Importance of UX Design for Businesses Profit Growth
How does user experience influence profit growth for businesses? Read this article to get an answer.
Does User Experience Equal Profit Growth?
UX design is a part of the product development, promotion, and successful sales process of any product. This article describes how UX can affect your profits (and if you are interested in UX analysis of your business, text the experts from https://www.purrweb.com/services/ui-ux/)
But before moving on to how UX does that, let’s define it. User Experience design is a process of creating products and services that provide useful, relevant, and valuable experiences for customers and helps them do what they want quickly, in a way that makes them feel good.
UX design includes UX research with in-depth work with customer data and interviews, market research, and lots of prototyping. UX designers figure out how to build user experience in a way that will be most relevant for the users. They create experiences that attract customers, demonstrate the way the product solves their pain, and make them want to stay. That is why after UX-centric redesigns of e-commerce websites, retailers see that users don’t abandon their shopping carts and FitBit users find types of exercise they need quicker.
UX Design Boosts Your Sales
With a user-friendly and intuitive design, users don't dedicate a lot of time and effort to find the necessary information on the page and can figure out how different functions work fast. That means they find products they need quickly — and quickly grasp whether or not it’s what they were looking for; pay for it seamlessly, with one touch.
Availability of product filters and visual searches are another important part of UX-based navigation: you are more likely to click on a product if its picture and brief description are showing up under the search field while you’re typing its name.
On the other hand, unconventional navigation can teach users new patterns — or tie the design to the brand’s identity.

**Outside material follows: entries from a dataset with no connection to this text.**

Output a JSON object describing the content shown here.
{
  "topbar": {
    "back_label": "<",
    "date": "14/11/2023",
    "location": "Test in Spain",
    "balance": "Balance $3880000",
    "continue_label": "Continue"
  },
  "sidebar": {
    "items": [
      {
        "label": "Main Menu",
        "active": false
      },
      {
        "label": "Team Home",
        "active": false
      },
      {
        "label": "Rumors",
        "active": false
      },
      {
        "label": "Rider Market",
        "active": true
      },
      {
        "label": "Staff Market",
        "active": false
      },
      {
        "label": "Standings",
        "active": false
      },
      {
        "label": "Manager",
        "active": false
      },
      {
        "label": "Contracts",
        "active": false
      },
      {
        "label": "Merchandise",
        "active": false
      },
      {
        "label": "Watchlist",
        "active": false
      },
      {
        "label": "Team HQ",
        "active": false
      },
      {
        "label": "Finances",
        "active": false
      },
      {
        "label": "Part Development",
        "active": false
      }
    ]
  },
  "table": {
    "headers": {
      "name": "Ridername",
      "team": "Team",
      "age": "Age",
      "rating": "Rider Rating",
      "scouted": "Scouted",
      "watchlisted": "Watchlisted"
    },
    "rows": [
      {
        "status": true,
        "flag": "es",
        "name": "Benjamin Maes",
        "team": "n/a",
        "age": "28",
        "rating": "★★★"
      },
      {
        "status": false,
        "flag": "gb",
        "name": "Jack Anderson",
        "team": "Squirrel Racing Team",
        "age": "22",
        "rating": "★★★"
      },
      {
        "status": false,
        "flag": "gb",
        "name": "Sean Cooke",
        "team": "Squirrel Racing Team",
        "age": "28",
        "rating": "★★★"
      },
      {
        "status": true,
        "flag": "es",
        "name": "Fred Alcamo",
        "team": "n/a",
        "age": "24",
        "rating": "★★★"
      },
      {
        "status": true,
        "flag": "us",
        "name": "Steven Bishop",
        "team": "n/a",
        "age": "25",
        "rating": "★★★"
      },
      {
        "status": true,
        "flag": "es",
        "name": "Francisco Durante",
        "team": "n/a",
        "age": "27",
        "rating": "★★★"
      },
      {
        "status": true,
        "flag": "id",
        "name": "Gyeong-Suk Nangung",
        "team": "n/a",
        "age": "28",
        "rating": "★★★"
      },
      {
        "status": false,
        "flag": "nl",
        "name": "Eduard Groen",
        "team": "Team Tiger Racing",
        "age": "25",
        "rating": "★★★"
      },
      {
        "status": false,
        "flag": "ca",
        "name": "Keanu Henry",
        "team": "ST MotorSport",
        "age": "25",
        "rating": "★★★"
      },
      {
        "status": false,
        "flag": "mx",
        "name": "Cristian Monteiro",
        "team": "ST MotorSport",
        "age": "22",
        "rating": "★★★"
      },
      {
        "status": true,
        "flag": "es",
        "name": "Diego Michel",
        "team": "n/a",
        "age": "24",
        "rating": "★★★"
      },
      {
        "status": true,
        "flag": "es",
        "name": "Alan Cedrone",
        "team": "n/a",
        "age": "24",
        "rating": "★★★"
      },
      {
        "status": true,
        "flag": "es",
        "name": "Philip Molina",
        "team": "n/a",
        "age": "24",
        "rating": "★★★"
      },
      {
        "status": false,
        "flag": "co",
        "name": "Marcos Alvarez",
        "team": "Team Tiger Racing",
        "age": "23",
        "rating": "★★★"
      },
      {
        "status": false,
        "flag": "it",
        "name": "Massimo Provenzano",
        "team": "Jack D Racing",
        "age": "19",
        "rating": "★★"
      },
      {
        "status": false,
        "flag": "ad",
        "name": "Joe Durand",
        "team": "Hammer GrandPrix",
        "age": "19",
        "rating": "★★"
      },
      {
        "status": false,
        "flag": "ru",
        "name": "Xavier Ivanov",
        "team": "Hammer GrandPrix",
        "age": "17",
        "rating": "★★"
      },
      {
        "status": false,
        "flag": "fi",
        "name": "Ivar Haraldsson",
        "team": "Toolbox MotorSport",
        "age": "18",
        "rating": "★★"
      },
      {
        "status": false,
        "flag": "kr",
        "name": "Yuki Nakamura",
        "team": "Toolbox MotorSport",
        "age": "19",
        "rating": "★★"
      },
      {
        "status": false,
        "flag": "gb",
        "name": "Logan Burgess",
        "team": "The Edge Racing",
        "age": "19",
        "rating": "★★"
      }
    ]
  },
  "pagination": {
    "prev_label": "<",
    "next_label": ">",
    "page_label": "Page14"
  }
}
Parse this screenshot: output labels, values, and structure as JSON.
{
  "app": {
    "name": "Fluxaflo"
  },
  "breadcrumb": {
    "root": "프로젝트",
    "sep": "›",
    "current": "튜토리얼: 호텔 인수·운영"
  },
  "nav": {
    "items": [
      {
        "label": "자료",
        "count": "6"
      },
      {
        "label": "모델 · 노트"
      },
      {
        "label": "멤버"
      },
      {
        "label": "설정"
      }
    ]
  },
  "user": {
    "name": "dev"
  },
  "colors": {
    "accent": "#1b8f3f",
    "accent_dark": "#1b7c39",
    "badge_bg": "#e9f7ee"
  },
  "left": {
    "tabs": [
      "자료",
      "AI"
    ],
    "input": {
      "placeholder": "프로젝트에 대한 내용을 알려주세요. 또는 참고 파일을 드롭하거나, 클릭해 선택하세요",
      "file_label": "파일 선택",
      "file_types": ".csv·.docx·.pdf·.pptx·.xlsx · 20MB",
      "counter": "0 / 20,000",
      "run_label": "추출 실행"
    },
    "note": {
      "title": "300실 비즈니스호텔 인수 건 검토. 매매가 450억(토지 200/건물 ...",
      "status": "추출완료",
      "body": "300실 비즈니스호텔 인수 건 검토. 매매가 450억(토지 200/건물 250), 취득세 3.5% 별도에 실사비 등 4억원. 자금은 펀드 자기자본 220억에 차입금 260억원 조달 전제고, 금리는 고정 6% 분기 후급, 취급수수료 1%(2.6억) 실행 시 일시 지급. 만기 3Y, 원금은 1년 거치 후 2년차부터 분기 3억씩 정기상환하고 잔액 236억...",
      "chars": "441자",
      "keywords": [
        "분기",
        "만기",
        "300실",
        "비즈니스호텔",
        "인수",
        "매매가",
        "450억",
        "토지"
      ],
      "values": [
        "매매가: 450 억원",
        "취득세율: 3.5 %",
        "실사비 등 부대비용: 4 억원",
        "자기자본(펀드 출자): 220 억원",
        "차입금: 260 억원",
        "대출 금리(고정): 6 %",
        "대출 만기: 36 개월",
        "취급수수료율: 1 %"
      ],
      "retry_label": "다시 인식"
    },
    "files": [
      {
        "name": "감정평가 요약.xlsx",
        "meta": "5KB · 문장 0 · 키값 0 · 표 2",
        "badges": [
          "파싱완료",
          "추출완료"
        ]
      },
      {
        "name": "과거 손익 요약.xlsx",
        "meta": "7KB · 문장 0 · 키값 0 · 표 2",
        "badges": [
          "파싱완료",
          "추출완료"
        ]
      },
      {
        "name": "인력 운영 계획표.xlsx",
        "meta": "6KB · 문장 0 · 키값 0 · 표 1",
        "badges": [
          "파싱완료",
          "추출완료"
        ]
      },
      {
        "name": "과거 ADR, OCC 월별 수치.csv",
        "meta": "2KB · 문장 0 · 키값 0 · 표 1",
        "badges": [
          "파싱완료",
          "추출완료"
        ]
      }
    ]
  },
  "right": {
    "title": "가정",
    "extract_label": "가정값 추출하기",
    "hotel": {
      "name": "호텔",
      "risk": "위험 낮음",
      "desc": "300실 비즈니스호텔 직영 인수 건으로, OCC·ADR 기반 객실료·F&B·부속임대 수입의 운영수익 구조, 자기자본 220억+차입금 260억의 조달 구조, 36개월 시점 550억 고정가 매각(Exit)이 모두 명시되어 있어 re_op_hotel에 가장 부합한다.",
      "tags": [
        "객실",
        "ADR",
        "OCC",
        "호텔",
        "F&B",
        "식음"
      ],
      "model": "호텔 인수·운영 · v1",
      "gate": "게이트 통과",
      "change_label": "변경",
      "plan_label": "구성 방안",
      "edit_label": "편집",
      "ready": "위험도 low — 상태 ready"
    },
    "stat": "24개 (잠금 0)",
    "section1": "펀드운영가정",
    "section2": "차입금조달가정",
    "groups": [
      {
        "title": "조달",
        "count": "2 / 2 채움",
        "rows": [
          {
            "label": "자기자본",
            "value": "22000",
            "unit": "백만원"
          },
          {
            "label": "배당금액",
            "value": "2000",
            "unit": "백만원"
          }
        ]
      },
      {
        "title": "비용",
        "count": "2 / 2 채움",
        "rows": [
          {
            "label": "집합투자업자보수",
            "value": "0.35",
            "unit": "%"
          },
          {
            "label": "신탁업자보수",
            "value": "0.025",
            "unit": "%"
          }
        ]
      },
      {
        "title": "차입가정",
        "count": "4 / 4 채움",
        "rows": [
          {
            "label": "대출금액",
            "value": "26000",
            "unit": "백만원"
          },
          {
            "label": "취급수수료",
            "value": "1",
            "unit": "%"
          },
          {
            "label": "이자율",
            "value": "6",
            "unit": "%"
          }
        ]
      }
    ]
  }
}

Tumblr’s mobile app does the latter with circular navigation, the former is demonstrated by Tinder and their swiping activities that are now reused across all kinds of platforms that are not related to dating.
A similar principle works with the integration of real-time support tools that are easy to find, use, and available 24/7 — sometimes, support is provided via chatbots or a comprehensive FAQ block. When customers can get answers to questions about the products they want to buy quickly, they are more likely to buy them.
UX Brings Differentiation From Competitors
UX design can be a key differentiating factor for your product within your niche. As a rule, it takes users only 15 seconds to decide if they're going to stay. Catching their attention and convincing them your product is worth looking at in detail is very important. And if you can do it and your competitors cannot — that’s a win for you.
Here are some of the tips you can use to do so:
1. Try to make your content personalized for your audience, tailor it to their interests and needs, speak about their issues and pains in a language they used when you’ve talked to them,
2. Avoid jargon and talking about your product from the perspective of its developer — always use customer angle,
3. Build design mobile-first, for one-thumb interactions,
4. Don’t tell — show users how your solution will work for them from the start,
5. Add social proof — real testimonials from your other customers speaking of you helping them do something better, feel better or changing them for the best. 87% of consumers search for reviews before deciding to buy something,
6. Gamify to guide, not to distract: guide user’s attention across value points of your product to your CTA.
7. Build scrolls animations and integrate clickable interactive blocks if you’re sure they’ll expand user’s understanding of the product instead of disrupting their focus (interactivity tends to do that sometimes.)
8. Provide auto-suggestions and intelligent tips for forms.
UX Design Save Cost in the Long Term
UX research — and UX design that’s created according to it — also help to save money on every stage of product development, from the prototype (that’s often a part of UX research itself) and MVP development to post-release communication with real customers.
User-centric prototyping helps you avoid what’s avoidable: thin large fonts, low contrast text, headings that are unoptimized for mobile, and so on. Identification of such seemingly minor problems on the prototype stage will cost much less than in post-production.
Also, Google loves nicely structured, hierarchically logical user-centric pages: links lead when they say they will and text has a clear outline, and the website isn’t buggy or too-heavy-to-load-fast. That means that UX design, supported by additional tweaks within website performance can be a factor that will improve your page’s search rank — which subsequently increases the number of customers who see it and click on it and interact with it.
Key Takeaways For Businesses
Remember when YouTube had five stars for rating videos? That wasn’t a feature many users interacted with: they preferred selecting either one or five stars — or not touching these buttons at all. Then, developers changed it to thumb up and down — and the number of user interactions raised right up. Or, another example: in 2011, Netflix updated its interface and did a full redesign. The Density project had to structure movie covers on the screen so they’ll look — you got it right — more densely. It may seem like an easy and simple step in retrospect, but the researches and surveys conducted earlier predicted its success. Engagement grew, and to this day Netflix movie covers are positioned close to each other on the screen.
Small details matter the most; small design tweaks can increase engagement within your product drastically; user perspective holds the insights that will help you grow — through conversions and meaningful interactions with customers. Sure, good UX design doesn't actually equate to profit growth. There still be pandemics, crises, PR nightmares, performance issues — there are too many other factors contributing to whether or not people are buying from you. But UX sure can help you grow your profit a lot.